Quand les gendarmes patrouillaient à cheval
De nos jours, apercevoir circulant dans les rues, l'estafette de la gendarmerie est courant. Les gendarmes orgeletains disposent d'une caserne neuve, de bureaux spacieux et fonctionnels, de logements confortables, de vastes garages, d'un matériel de radio de plus en plus sophistiqué... Leur mission comprend de multiples facettes : prévenir, avertir, persuader ou dissuader, protéger, punir peut la résumer...

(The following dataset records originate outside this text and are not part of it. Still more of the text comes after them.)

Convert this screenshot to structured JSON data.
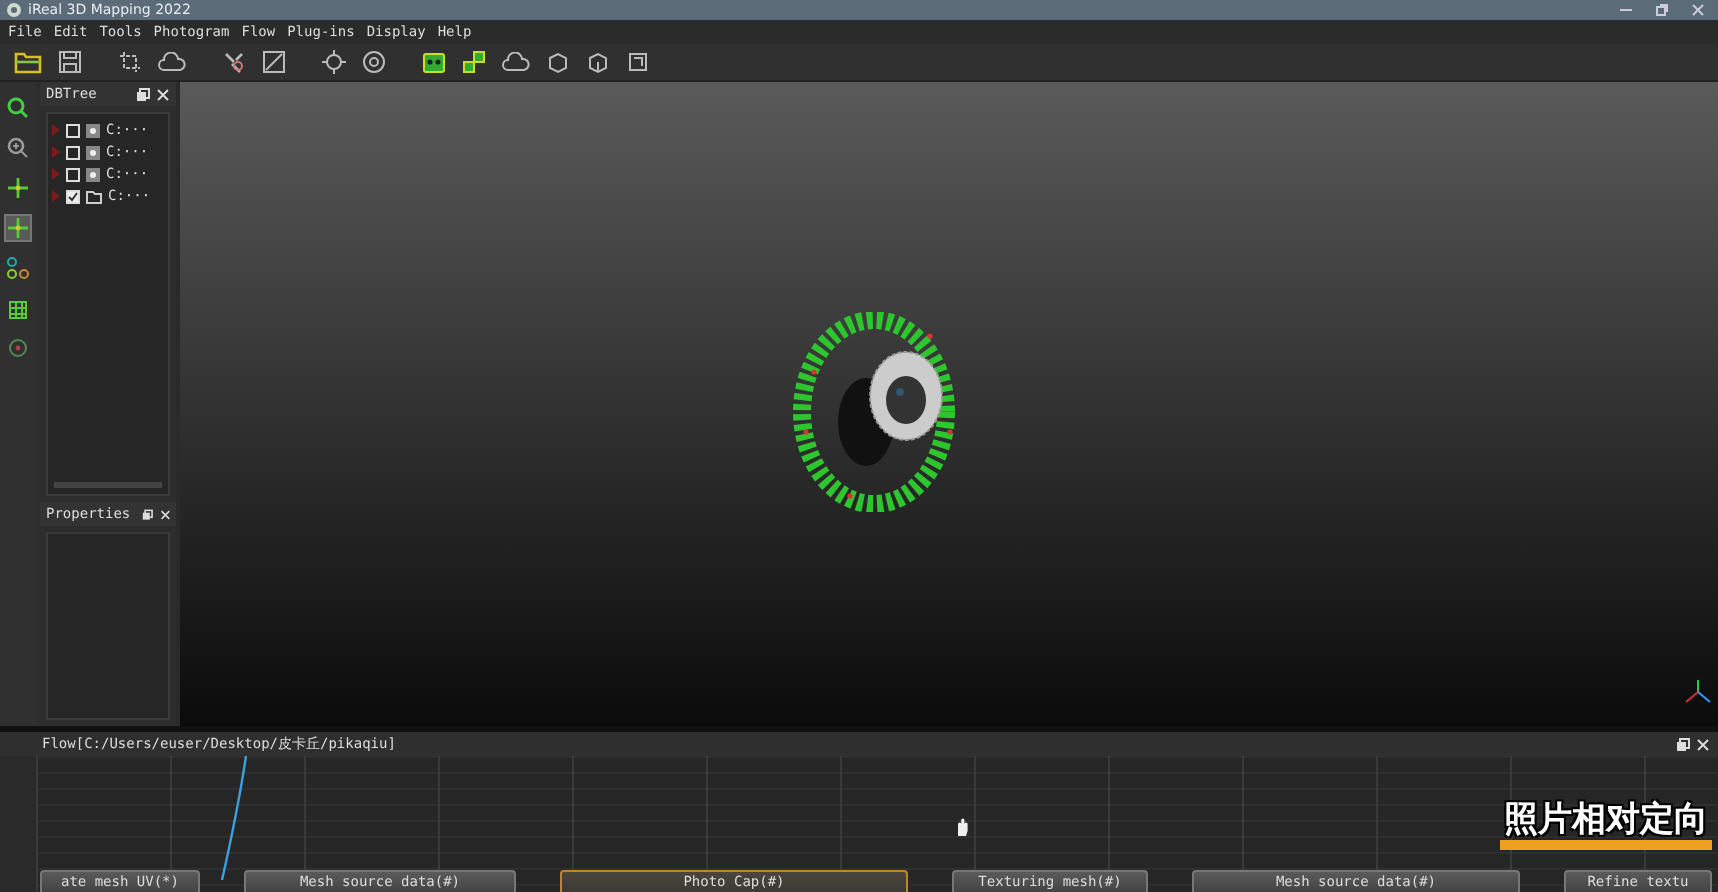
{
  "window": {
    "title": "iReal 3D Mapping 2022"
  },
  "menu": [
    "File",
    "Edit",
    "Tools",
    "Photogram",
    "Flow",
    "Plug-ins",
    "Display",
    "Help"
  ],
  "left_tools": [
    {
      "kind": "search",
      "selected": false
    },
    {
      "kind": "zoom",
      "selected": false
    },
    {
      "kind": "cross",
      "selected": false
    },
    {
      "kind": "cross",
      "selected": true
    },
    {
      "kind": "nodes",
      "selected": false
    },
    {
      "kind": "grid",
      "selected": false
    },
    {
      "kind": "target",
      "selected": false
    }
  ],
  "dbtree": {
    "title": "DBTree",
    "items": [
      {
        "label": "C:···",
        "checked": false,
        "kind": "cloud"
      },
      {
        "label": "C:···",
        "checked": false,
        "kind": "cloud"
      },
      {
        "label": "C:···",
        "checked": false,
        "kind": "cloud"
      },
      {
        "label": "C:···",
        "checked": true,
        "kind": "folder"
      }
    ]
  },
  "properties": {
    "title": "Properties"
  },
  "flow": {
    "title": "Flow[C:/Users/euser/Desktop/皮卡丘/pikaqiu]",
    "nodes": [
      {
        "label": "ate mesh UV(*)",
        "selected": false
      },
      {
        "label": "Mesh source data(#)",
        "selected": false
      },
      {
        "label": "Photo Cap(#)",
        "selected": true
      },
      {
        "label": "Texturing mesh(#)",
        "selected": false
      },
      {
        "label": "Mesh source data(#)",
        "selected": false
      },
      {
        "label": "Refine textu",
        "selected": false
      }
    ]
  },
  "caption": "照片相对定向"
}
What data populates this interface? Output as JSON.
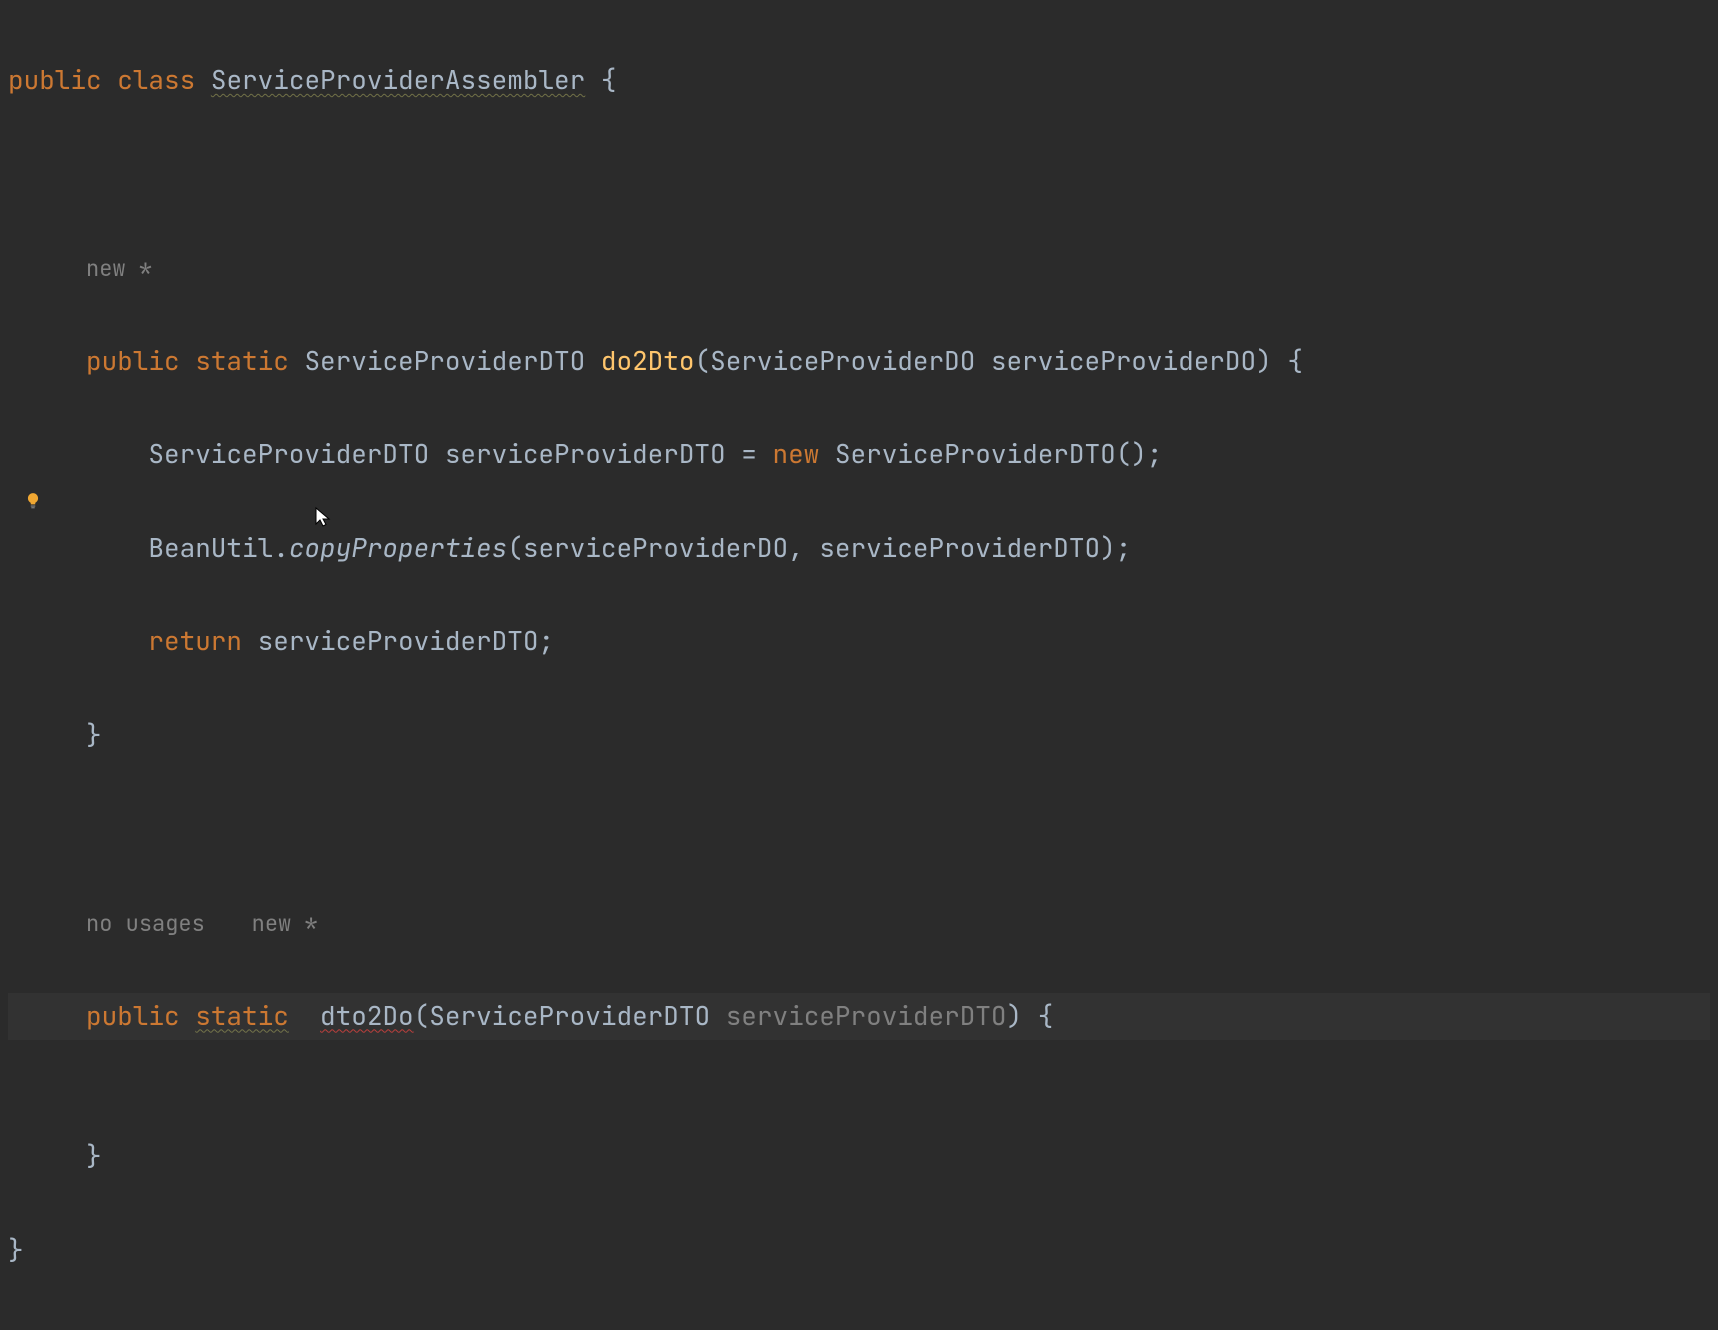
{
  "code": {
    "line1": {
      "keyword_public": "public",
      "keyword_class": "class",
      "class_name": "ServiceProviderAssembler",
      "brace_open": "{"
    },
    "hint1": {
      "text": "new *"
    },
    "method1": {
      "keyword_public": "public",
      "keyword_static": "static",
      "return_type": "ServiceProviderDTO",
      "method_name": "do2Dto",
      "paren_open": "(",
      "param_type": "ServiceProviderDO",
      "param_name": "serviceProviderDO",
      "paren_close": ")",
      "brace_open": "{"
    },
    "body1_line1": {
      "type": "ServiceProviderDTO",
      "var_name": "serviceProviderDTO",
      "equals": "=",
      "keyword_new": "new",
      "ctor": "ServiceProviderDTO",
      "parens": "()",
      "semi": ";"
    },
    "body1_line2": {
      "class_ref": "BeanUtil",
      "dot": ".",
      "method": "copyProperties",
      "paren_open": "(",
      "arg1": "serviceProviderDO",
      "comma": ",",
      "arg2": "serviceProviderDTO",
      "paren_close": ")",
      "semi": ";"
    },
    "body1_line3": {
      "keyword_return": "return",
      "var": "serviceProviderDTO",
      "semi": ";"
    },
    "body1_close": {
      "brace": "}"
    },
    "hint2": {
      "no_usages": "no usages",
      "new_marker": "new *"
    },
    "method2": {
      "keyword_public": "public",
      "keyword_static": "static",
      "method_name": "dto2Do",
      "paren_open": "(",
      "param_type": "ServiceProviderDTO",
      "param_name": "serviceProviderDTO",
      "paren_close": ")",
      "brace_open": "{"
    },
    "body2_close": {
      "brace": "}"
    },
    "class_close": {
      "brace": "}"
    }
  }
}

Mais au fait que sait-on sur la brigade d'autrefois ? Cette brigade de maréchaussée existait avant 1774, puisque c'est à cette date qu'elle a été supprimée, peut-être d'ailleurs parce que deux ans avant avait été créée une « compagnie bourgeoise; chargée de maintenir le bon ordre; ». Le maire de l'époque, peu satisfait avait alors essayé d'obtenir une nouvelle brigade composée « d'un exempt (officier de police) et de 4 cacaliers qui assureraient le bon ordre et la tranquilité publique que les coureurs de nuit vagabonds et gens sans aveu, autorisés par une espèce d'impunité ne manquent pas d'apporter »...
Ce n'est qu'en 1791 que réapparaîtra la brigade de gendarmerie avec pour la diriger François Levrat, ancien commandant de la garde nationale de la ville. Ce sera tout un problème pour loger, équiper et armer les gendames au service du directoire du district (porter les ordres aux communes de son ressort) et de la municipalité (veiller au maintien de l'ordre et de la sécurité), ce qui n'est pas évident en période révolutionnaire. D'ailleurs Levrat accusé de fédéralisme sera la première victime de l'épuration montagnarde... Arrêté, il put heureusement reprendre son service mais devra se plier aux ordres d'une municipalité dirigée par Vaillant qui par exemple lui ordonne « d'aller au devant du représentant du peuple Lejeune — nanti de tous les pouvoirs — avec ses gendarmes aussi loin que son zèle le lui dictera ».
En 1803, sous le consulat une aile du couvent des Bernardines sera transformée en caserne, celle que les gendarmes ont quittée en 1976. En bas, les écuries dallées, les caves, la prison (jusqu'alors elle était sous la mairie). Au premier deux bureaux exigus, des logements médiocres qui occupaient aussi tout le second étage.
Là vécurent pendant 173 ans les gendarmes dont chaque journée commençait par la sacro-sainte cérémonie de l'étrillage des chevaux. L'animal était lustré avec la même passion qu'un collectionneur éprouve à entretenir ses vases de Sèvres... Le toilettage terminé, le gendarme de service allait passer son uniforme que lui avait préparé son épouse, qui à cette époque n'avait pas le droit d'exercer un métier, serrait autour des mollets les sempiternelles leggings... et commençaient les patrouilles.
Leur principale occupation à l'époque était le contrôle des plaques d'identité et de l'État que devaient posséder tous les cyclistes, du système d'éclairage des bicyclettes (lampe à carbure ou dynamo), des permis de conduire et des cartes grises des rares automobilistes. Ils avaient aussi des fonctions nettement en recul aujourd'hui. Ils devenaient la nuit garde-pêche et rôdaient silencieusement au bord des rivières et des étangs pour débusquer les braconniers qui à la lanterne, au moment des frais pêchaient les grenouilles ou traquaient les truites.
Evidemment, ils arrêtaient les voleurs, vérifiaient les papiers de vagabonds, contrôlaient les permissions des militaires, aidaient les «; rats; de; cave; » à piéger ceux qui, dans le Bas Pays faisaient la contrebande de la «; goutte; ». Plus spécialement ils vérifiaient que les cafés respectent les heures de fermeture. Ils verbalisaient les contrevenants et le maire prenait des sanctions « Mlle Jacquet débitante à Orgelet n'a plus le droit d'organiser des bals publics dans son établissement, même sanction pour les cafés Midol et Thomas ».
Pendant le gouvernement de Vichy, la tâche des gendarmes n'était pas facile ; surtout quand on leur demanda d'obliger les jeunes à partir au STO ou à traquer les résistants. Situation cornélienne ! Obéir c'était se déconsidérer aux yeux des Orgeletains qui n'approuvaient ni les méthodes de Vichy, ni celles du maire local, Karcher ; refuser était dangereux : le chef Chamois préféra prendre une retraite anticipée ; le gendarme Decerle résistant sera assassiné le 11 juillet 1944 devant la maison Pomi ; l'autre gendarme résistant Desvignes, déporté, périra dans le feu et sous les balles allemandes dans l'épouvantable massacre (1016 victimes) de la grange de Gardelegen, quelques heures seulement avant l'arrivée de la 102e division d'infanterie américaine le 14 avril 1945.